§ Mr. WATT
asked the Minister of Labour what is the position of clerks and others similarly employed under the interim Report issued by Mr. Whitley's Committee on Reconstruction; will it be necessary for them to form trades unions in order to obtain representation on the industrial councils proposed to be set up; and can they, if recognised as trades 384W organisations under the Committee scheme, still maintain their positions as friendly societies, or will associations of such professional workers be put on the same basis as trades unions?
§ Mr. G. ROBERTS
The proposals of the first Whitley Report contemplate the establishment of joint industrial councils, consisting exclusively of representatives of organisations of workpeople on the one hand and of employers on the other. If in any industry clerks or other similar workers constitute a considerable element, it will be open to them through their organisations to ask for representation upon any council which may be formed in the industry.

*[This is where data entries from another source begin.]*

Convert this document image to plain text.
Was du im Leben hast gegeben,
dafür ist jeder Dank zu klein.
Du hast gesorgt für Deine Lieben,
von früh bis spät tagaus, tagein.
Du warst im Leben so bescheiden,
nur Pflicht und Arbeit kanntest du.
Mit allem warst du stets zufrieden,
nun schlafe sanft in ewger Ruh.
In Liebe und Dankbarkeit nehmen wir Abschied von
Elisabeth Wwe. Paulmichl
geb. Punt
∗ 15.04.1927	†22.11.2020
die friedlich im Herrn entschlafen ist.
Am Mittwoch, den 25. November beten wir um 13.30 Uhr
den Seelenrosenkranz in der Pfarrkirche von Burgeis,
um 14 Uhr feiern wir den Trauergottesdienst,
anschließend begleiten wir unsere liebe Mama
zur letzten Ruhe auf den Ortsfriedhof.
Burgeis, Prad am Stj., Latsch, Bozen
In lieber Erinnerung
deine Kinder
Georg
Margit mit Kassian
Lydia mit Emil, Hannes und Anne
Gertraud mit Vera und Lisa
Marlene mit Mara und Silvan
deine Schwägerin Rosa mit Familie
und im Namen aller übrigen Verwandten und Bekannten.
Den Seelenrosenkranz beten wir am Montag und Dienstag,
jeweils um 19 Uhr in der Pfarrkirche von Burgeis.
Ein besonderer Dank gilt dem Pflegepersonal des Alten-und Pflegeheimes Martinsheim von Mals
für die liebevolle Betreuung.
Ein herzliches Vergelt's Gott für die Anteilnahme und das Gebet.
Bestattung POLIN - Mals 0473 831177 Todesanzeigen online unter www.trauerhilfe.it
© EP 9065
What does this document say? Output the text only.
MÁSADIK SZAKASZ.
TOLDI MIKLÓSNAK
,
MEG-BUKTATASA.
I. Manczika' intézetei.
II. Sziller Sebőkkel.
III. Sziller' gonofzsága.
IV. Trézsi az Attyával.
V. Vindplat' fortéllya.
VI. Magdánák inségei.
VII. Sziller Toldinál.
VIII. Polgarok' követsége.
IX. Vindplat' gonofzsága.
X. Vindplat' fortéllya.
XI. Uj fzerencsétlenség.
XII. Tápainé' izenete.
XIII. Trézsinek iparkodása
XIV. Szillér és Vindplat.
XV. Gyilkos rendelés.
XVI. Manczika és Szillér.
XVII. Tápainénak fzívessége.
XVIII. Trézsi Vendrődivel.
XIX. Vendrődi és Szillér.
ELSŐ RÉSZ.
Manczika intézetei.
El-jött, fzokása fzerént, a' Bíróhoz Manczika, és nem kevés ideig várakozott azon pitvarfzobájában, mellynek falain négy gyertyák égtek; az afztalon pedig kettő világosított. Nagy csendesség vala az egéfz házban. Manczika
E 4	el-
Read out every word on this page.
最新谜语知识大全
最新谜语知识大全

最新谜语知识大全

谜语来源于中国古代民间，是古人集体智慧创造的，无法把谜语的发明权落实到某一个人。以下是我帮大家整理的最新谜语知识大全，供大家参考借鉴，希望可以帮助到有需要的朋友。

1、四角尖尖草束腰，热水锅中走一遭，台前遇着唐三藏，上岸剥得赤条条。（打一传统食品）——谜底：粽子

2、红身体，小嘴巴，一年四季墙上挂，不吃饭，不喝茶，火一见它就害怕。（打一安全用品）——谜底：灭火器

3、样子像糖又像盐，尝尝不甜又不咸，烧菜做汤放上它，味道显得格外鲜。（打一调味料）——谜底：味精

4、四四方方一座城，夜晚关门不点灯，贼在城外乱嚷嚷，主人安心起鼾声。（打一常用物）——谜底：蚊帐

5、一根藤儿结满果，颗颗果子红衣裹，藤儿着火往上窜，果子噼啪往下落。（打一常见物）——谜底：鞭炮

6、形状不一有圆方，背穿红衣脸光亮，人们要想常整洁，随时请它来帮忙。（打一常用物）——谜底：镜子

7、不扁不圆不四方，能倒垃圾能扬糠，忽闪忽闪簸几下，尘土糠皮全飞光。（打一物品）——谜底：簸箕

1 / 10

The constitution of, and the allocation of, representation upon an industrial council are matters primarily for the existing organisations in the industry to determine by agreement amongst themselves, and the Ministry of Labour would not necessarily be approached by any council until it had reached the stage of seeking recognition by the Government. The Ministry would, of course, then require to be satisfied that every important organised section of the industry was represented on the council. Participation by an organisation of clerks, or any other class of employés in the formation of an industrial council, would not affect the position of the organisation as a friendly society or in any other way necessarily alter its status or work.